To my shame, I’m not someone who knew they were going to be a writer from the moment they first clutched a pencil and crafted a few words. Writing crept up on me, insidious in the beginning, then swiftly devoured me whole. Writing now dominates every corner of my life, shaping my day. Despite this – I am the willing victim. To think of life now without writing is to ask me if I’d rather not breathe.
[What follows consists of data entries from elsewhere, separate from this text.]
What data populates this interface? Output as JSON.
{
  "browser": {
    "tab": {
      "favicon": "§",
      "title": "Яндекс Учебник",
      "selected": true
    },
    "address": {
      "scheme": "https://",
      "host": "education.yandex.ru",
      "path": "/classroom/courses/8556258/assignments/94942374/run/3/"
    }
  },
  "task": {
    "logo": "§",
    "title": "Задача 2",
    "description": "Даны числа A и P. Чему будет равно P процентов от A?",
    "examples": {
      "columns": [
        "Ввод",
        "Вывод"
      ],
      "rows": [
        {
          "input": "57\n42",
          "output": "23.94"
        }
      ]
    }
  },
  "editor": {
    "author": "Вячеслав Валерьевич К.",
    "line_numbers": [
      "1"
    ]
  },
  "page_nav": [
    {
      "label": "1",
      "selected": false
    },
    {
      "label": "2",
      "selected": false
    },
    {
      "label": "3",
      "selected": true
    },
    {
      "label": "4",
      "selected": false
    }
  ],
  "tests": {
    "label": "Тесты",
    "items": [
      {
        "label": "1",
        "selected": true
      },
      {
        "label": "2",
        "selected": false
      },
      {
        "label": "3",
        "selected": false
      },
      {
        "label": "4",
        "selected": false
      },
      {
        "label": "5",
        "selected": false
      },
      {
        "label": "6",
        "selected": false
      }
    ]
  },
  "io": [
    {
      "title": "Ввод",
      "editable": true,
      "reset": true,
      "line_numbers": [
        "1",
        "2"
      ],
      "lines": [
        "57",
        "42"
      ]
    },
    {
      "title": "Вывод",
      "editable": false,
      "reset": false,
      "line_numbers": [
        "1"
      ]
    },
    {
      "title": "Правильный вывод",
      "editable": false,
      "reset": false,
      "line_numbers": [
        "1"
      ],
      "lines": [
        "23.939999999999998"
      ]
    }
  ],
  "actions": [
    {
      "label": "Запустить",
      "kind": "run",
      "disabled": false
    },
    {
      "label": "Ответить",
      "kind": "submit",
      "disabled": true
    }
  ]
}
The physical process of writing has always been part of my life, I’d just not noticed. With family spread around the country, before the internet and mobile phones, we’d keep in touch with letters. Before the advent of blogging and social networking, sharing news and photos took the form of a monthly newsletter I instigated. In the 5 years I lived in the UK, I diligently sent around 50 letters every fortnight on my adventures on motorcycling, hiking and backpacking around Europe. Many of my audience urged me to put it together in book form, as (in their words) I made the history I experienced come alive with my stories and insights into the places I visited and the enthusiasm I had whilst there. At the time, gathering information and producing a book would have been in the same league as mounting an expedition to the moon. It seems incredible to me as I type this for the site, that the reality of self-publishing and reaching wider audiences is within the reach of most writers now, rather than the elite few, only a few years away from that feedback I’d gained about my travel logs. How quickly things change.
After thinking about the reasons I write fiction primarily, rather than non-fiction, I’d need to thank my theatre background for my love of living in the skin of another character. Back in grade school, a sympathetic English teacher encouraged me to audition for the school play. I did and I gained the lead role–and my love of the theatre and acting was born. I maintain my passion for character, the detail and intricacies which set a living person apart from a generalised or stock standard cliche was birthed from my continued studies within the theatre. For me, in writing or in acting, the character carries the action, the lifeblood of any plot. The exploration of a character provides an escape from the grey reality I often find myself in and allows me to research and delve into dark, twisty “what if’s”. Characters allow the writer to question societal norms and test an audience’s reaction.
It’s true that I hear and see my characters as real beings. However, it’s in the same vein that when I sketch or paint I wait for the image to present itself on the page, and all I need to do is trace around it. Unfortunately, as with many other creative artists’ muses, the voices and motivation can’t be controlled or bullied to come out and play. If its not ‘flowing’, there is little I can do to force it to behave.
There have been numerous writers and musicians who claim that they are simply ‘translators who take the notes’. I swing between believing that and what novelist, E.L. Doctorow was once reputed to have said:
“Writing is a socially acceptable form of schizophrenia.”
It is, therefore, my little socially acceptable excuse for being a little quirky.
Writing shapes my day. Every conversation I have or overhear, every news story, photograph or image I take in provides fodder for the next article or story. In honouring my roots, it allows me the escapism to explore lost civilisations, to question humanity and challenge societal ideals.
I know that I am not alone in clutching my scribble books or capturing snippets of conversations on my iphone. There are other writers out there doing the same thing… right?